Charlotte-based Red Cedar Capital Partners has locked in a $75 million investment that the company says will speed up its expansion into build-to-rent and multifamily projects across the Southeast and Midwest. The fresh capital positions the hometown developer to roll out more rental neighborhoods at a time when demand for professionally managed single-family rentals is surging in fast-growing Sun Belt metros.
According to the Charlotte Business Journal, the funding, reported March 10, will be put to work across Red Cedar’s entire vertical platform, from land acquisition and site work to construction and lease-up. The outlet highlighted the Kelly Ridge rental townhome community, a northwest Charlotte project the company is developing, with a photo of the neighborhood.
Red Cedar Doubles Down on Built-to-Rent
Red Cedar’s investor-facing materials outline a formal “Built to Rent Partnership” program that pitches the company’s development, construction and asset-management capabilities to institutional players. The site lists northwest Charlotte among its active regions and shows the firm’s headquarters at 1710 Camden Road. Red Cedar Homes says it offers turnkey services for partners that want scale in the rental market.
Institutional Partners and Pipeline
Red Cedar already has institutional capital backing its projects in Charlotte. Atlanta-based NEWSTAR has announced several single-family rental partnerships with Red Cedar, including the 159-home Long Farm project and a northwest Charlotte townhome neighborhood, per PR Newswire. Industry coverage notes that Charlotte ranks among the nation’s busiest built-to-rent markets, a dynamic that helps explain investor appetite for the company’s growth plans, according to The Real Deal.

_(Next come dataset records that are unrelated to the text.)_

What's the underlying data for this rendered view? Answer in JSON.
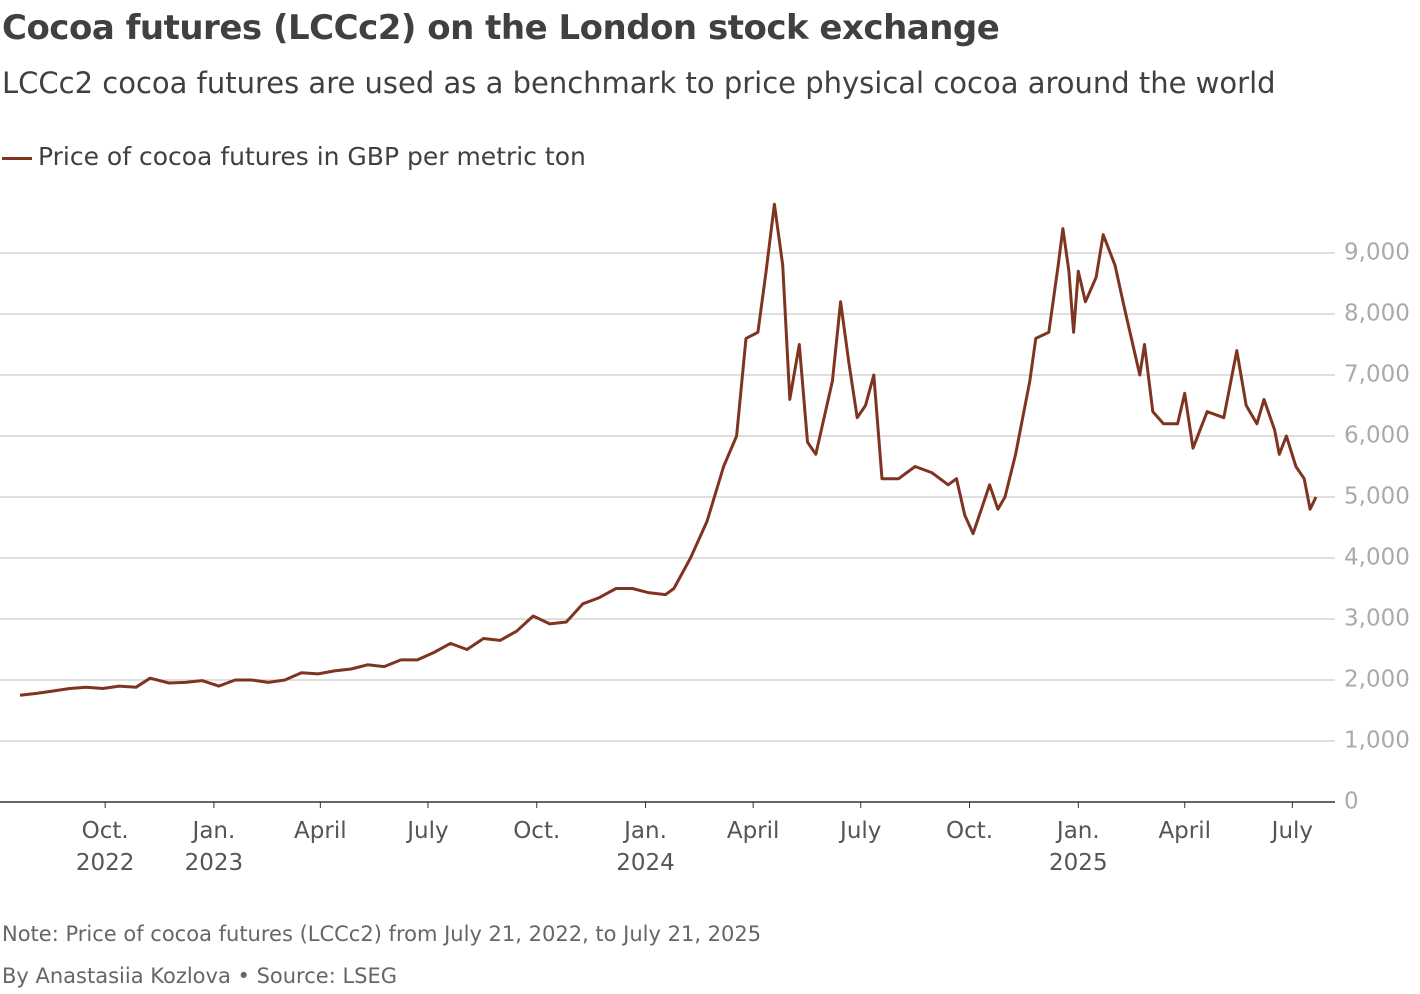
{
  "chart_data": {
    "type": "line",
    "title": "Cocoa futures (LCCc2) on the London stock exchange",
    "subtitle": "LCCc2 cocoa futures are used as a benchmark to price physical cocoa around the world",
    "note": "Note: Price of cocoa futures (LCCc2) from July 21, 2022, to July 21, 2025",
    "source": "By Anastasiia Kozlova • Source: LSEG",
    "x": [
      "2022-07-21",
      "2022-08-04",
      "2022-08-18",
      "2022-09-01",
      "2022-09-15",
      "2022-09-29",
      "2022-10-13",
      "2022-10-27",
      "2022-11-08",
      "2022-11-24",
      "2022-12-08",
      "2022-12-22",
      "2023-01-05",
      "2023-01-19",
      "2023-02-02",
      "2023-02-16",
      "2023-03-02",
      "2023-03-16",
      "2023-03-30",
      "2023-04-13",
      "2023-04-27",
      "2023-05-11",
      "2023-05-25",
      "2023-06-08",
      "2023-06-22",
      "2023-07-06",
      "2023-07-20",
      "2023-08-03",
      "2023-08-17",
      "2023-08-31",
      "2023-09-14",
      "2023-09-28",
      "2023-10-12",
      "2023-10-26",
      "2023-11-09",
      "2023-11-23",
      "2023-12-07",
      "2023-12-21",
      "2024-01-04",
      "2024-01-18",
      "2024-01-25",
      "2024-02-08",
      "2024-02-22",
      "2024-03-07",
      "2024-03-18",
      "2024-03-26",
      "2024-04-05",
      "2024-04-12",
      "2024-04-19",
      "2024-04-26",
      "2024-05-02",
      "2024-05-10",
      "2024-05-17",
      "2024-05-24",
      "2024-06-07",
      "2024-06-14",
      "2024-06-21",
      "2024-06-28",
      "2024-07-05",
      "2024-07-12",
      "2024-07-19",
      "2024-08-02",
      "2024-08-16",
      "2024-08-30",
      "2024-09-13",
      "2024-09-20",
      "2024-09-27",
      "2024-10-04",
      "2024-10-11",
      "2024-10-18",
      "2024-10-25",
      "2024-10-31",
      "2024-11-09",
      "2024-11-21",
      "2024-11-26",
      "2024-12-07",
      "2024-12-15",
      "2024-12-19",
      "2024-12-24",
      "2024-12-28",
      "2025-01-01",
      "2025-01-07",
      "2025-01-16",
      "2025-01-22",
      "2025-02-01",
      "2025-02-09",
      "2025-02-22",
      "2025-02-26",
      "2025-03-05",
      "2025-03-14",
      "2025-03-26",
      "2025-04-01",
      "2025-04-08",
      "2025-04-20",
      "2025-05-04",
      "2025-05-15",
      "2025-05-23",
      "2025-06-01",
      "2025-06-07",
      "2025-06-16",
      "2025-06-20",
      "2025-06-26",
      "2025-07-04",
      "2025-07-11",
      "2025-07-16",
      "2025-07-21"
    ],
    "series": [
      {
        "name": "Price of cocoa futures in GBP per metric ton",
        "color": "#7f3420",
        "values": [
          1750,
          1780,
          1820,
          1860,
          1880,
          1860,
          1900,
          1880,
          2030,
          1950,
          1960,
          1990,
          1900,
          2000,
          2000,
          1960,
          2000,
          2120,
          2100,
          2150,
          2180,
          2250,
          2220,
          2330,
          2330,
          2450,
          2600,
          2500,
          2680,
          2650,
          2800,
          3050,
          2920,
          2950,
          3250,
          3350,
          3500,
          3500,
          3430,
          3400,
          3500,
          4000,
          4600,
          5500,
          6000,
          7600,
          7700,
          8700,
          9800,
          8800,
          6600,
          7500,
          5900,
          5700,
          6900,
          8200,
          7200,
          6300,
          6500,
          7000,
          5300,
          5300,
          5500,
          5400,
          5200,
          5300,
          4700,
          4400,
          4800,
          5200,
          4800,
          5000,
          5700,
          6900,
          7600,
          7700,
          8800,
          9400,
          8700,
          7700,
          8700,
          8200,
          8600,
          9300,
          8800,
          8100,
          7000,
          7500,
          6400,
          6200,
          6200,
          6700,
          5800,
          6400,
          6300,
          7400,
          6500,
          6200,
          6600,
          6100,
          5700,
          6000,
          5500,
          5300,
          4800,
          5000
        ]
      }
    ],
    "xlim": [
      "2022-07-21",
      "2025-07-21"
    ],
    "xticks": [
      {
        "value": "2022-10-01",
        "label": "Oct.\n2022"
      },
      {
        "value": "2023-01-01",
        "label": "Jan.\n2023"
      },
      {
        "value": "2023-04-01",
        "label": "April"
      },
      {
        "value": "2023-07-01",
        "label": "July"
      },
      {
        "value": "2023-10-01",
        "label": "Oct."
      },
      {
        "value": "2024-01-01",
        "label": "Jan.\n2024"
      },
      {
        "value": "2024-04-01",
        "label": "April"
      },
      {
        "value": "2024-07-01",
        "label": "July"
      },
      {
        "value": "2024-10-01",
        "label": "Oct."
      },
      {
        "value": "2025-01-01",
        "label": "Jan.\n2025"
      },
      {
        "value": "2025-04-01",
        "label": "April"
      },
      {
        "value": "2025-07-01",
        "label": "July"
      }
    ],
    "ylim": [
      0,
      10000
    ],
    "yticks": [
      0,
      {
        "value": 1000,
        "label": "1,000"
      },
      {
        "value": 2000,
        "label": "2,000"
      },
      {
        "value": 3000,
        "label": "3,000"
      },
      {
        "value": 4000,
        "label": "4,000"
      },
      {
        "value": 5000,
        "label": "5,000"
      },
      {
        "value": 6000,
        "label": "6,000"
      },
      {
        "value": 7000,
        "label": "7,000"
      },
      {
        "value": 8000,
        "label": "8,000"
      },
      {
        "value": 9000,
        "label": "9,000"
      }
    ],
    "grid": true
  }
}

What This Could Mean for Charlotte
Company leaders told reporters the new capital will support more lot acquisitions, housing starts and joint ventures that could speed up delivery of professionally managed rental homes in Charlotte’s suburbs. The Charlotte Business Journal frames the raise as part of a broader shift in which builders and investors are pivoting toward purpose-built rentals as inventory constraints and affordability pressures continue to hang over the market.